第14話 中垣内の告白と疑念
みんな本に取り込まれたのは覚えているか? ……あぁ、あの時カウンターの上にあった本だ。本から伸びていた黒いものに掴まれて、引きずり込まれて。その後意識を失っていたんだが、気がついたら柊の木しかない妙な空間にいたんだ。
真っ白なその空間はあたり一面が柊の木で覆い尽くされていた。一応、お前たちのことも探してみたんだが見つかるのは柊とあのバケモノ……『
「ちょ、ちょっと待った! なんだよソレ、『彼方人』って」
大人しく中垣内の話を聞いていた一同だが、聞き覚えのない単語に思わず奥村はそう尋ねた。周りにいる佐野や萩原、二柏もそう言いたげな顔をしている。唯一、先ほどから共にいる『柊さん』だけは罰の悪そうな顔をしているが。
「あー、その辺は後で話すから、取り敢えず此処に至るまでの話を先に済ますぞ」
不思議そうな顔をする四人に若干の申し訳なさもあったが、中垣内は焦っているのか話の先を続けた。
で、まぁその『彼方人』に出会う度、対処していたんだけどそのうち、彼らに囲まれるようにして眠っているこの人を見つけたんだ。

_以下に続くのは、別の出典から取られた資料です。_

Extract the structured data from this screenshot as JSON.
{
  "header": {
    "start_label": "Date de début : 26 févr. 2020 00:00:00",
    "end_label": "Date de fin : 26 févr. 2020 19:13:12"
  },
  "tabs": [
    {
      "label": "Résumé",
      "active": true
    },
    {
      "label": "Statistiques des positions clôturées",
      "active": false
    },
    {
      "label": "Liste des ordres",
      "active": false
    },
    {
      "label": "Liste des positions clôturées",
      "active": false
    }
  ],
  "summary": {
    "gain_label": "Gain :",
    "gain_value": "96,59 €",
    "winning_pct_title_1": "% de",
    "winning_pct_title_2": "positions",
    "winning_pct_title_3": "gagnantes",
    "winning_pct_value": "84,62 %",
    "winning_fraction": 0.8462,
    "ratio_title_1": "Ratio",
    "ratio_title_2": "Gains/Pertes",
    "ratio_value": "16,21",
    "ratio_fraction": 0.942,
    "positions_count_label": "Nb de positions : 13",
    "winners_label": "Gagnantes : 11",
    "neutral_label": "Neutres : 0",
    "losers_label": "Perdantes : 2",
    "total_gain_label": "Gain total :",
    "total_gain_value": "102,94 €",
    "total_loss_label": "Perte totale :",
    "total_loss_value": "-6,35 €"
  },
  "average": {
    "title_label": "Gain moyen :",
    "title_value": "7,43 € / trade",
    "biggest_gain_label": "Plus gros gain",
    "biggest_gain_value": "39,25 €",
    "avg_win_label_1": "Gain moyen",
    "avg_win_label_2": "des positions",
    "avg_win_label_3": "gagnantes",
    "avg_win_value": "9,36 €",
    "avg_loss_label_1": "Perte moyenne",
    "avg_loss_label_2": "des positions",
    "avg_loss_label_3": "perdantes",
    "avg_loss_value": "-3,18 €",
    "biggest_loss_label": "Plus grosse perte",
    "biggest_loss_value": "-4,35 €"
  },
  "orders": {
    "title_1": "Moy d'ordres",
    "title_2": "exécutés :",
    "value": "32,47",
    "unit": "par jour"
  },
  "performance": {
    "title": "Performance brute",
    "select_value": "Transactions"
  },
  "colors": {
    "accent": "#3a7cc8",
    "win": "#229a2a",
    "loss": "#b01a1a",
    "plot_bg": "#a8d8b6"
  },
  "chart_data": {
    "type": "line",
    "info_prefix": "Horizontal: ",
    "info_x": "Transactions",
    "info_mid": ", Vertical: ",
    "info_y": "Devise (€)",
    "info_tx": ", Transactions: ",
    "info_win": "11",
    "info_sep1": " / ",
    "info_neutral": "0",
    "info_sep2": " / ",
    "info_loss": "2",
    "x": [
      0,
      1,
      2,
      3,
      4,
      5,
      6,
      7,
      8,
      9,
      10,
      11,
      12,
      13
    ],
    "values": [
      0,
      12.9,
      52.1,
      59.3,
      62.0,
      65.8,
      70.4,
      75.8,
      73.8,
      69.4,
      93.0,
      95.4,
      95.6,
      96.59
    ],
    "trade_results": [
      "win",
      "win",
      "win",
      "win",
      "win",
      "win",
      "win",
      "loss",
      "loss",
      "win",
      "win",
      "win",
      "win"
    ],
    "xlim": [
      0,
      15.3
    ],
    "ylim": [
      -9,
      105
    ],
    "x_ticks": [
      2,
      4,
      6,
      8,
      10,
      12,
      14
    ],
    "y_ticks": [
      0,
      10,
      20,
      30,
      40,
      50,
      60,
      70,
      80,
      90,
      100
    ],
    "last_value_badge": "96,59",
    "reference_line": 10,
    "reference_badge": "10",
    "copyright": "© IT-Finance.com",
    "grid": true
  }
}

そう言って中垣内は自身の隣に並び立っている『柊さん』に目線を動かした。
「この人、何者なの〜?」
萩原はいかにも警戒しています、と言うように『柊さん』を睨みながら中垣内に尋ねた。彼の象徴ともいえる愛らしい垂れ目も今ばかりは、きっと吊り上っている。
「……もしかして、アレの親玉?」
すると二柏も同じようにして中垣内に尋ねた。もともと目つきの良くない彼の瞳はさらに鋭さを増しており、今なら瞳で人を射れそうだ。
「いや違う。が、恐らくこの世界を創ったのは『柊さん』だ」
「は? どう言うことだ。説明しろ」
すっと目を細めて問う佐野。そこにはいつものような人当たりの良い笑顔など微塵も見えなかった。
「もちろんだ。だがその前に聞きたいことがある」
佐野の気迫に押されながらも中垣内はしっかりと返事をした。
「お前たちは、ここで何を見た?」
静かにそう四人に尋ねた中垣内の意図を、ここにいる誰も理解ができなかった。しかし、彼があまりにも真剣な顔で言うものだから、ぽつりぽつりと一人ずつ話し始めた。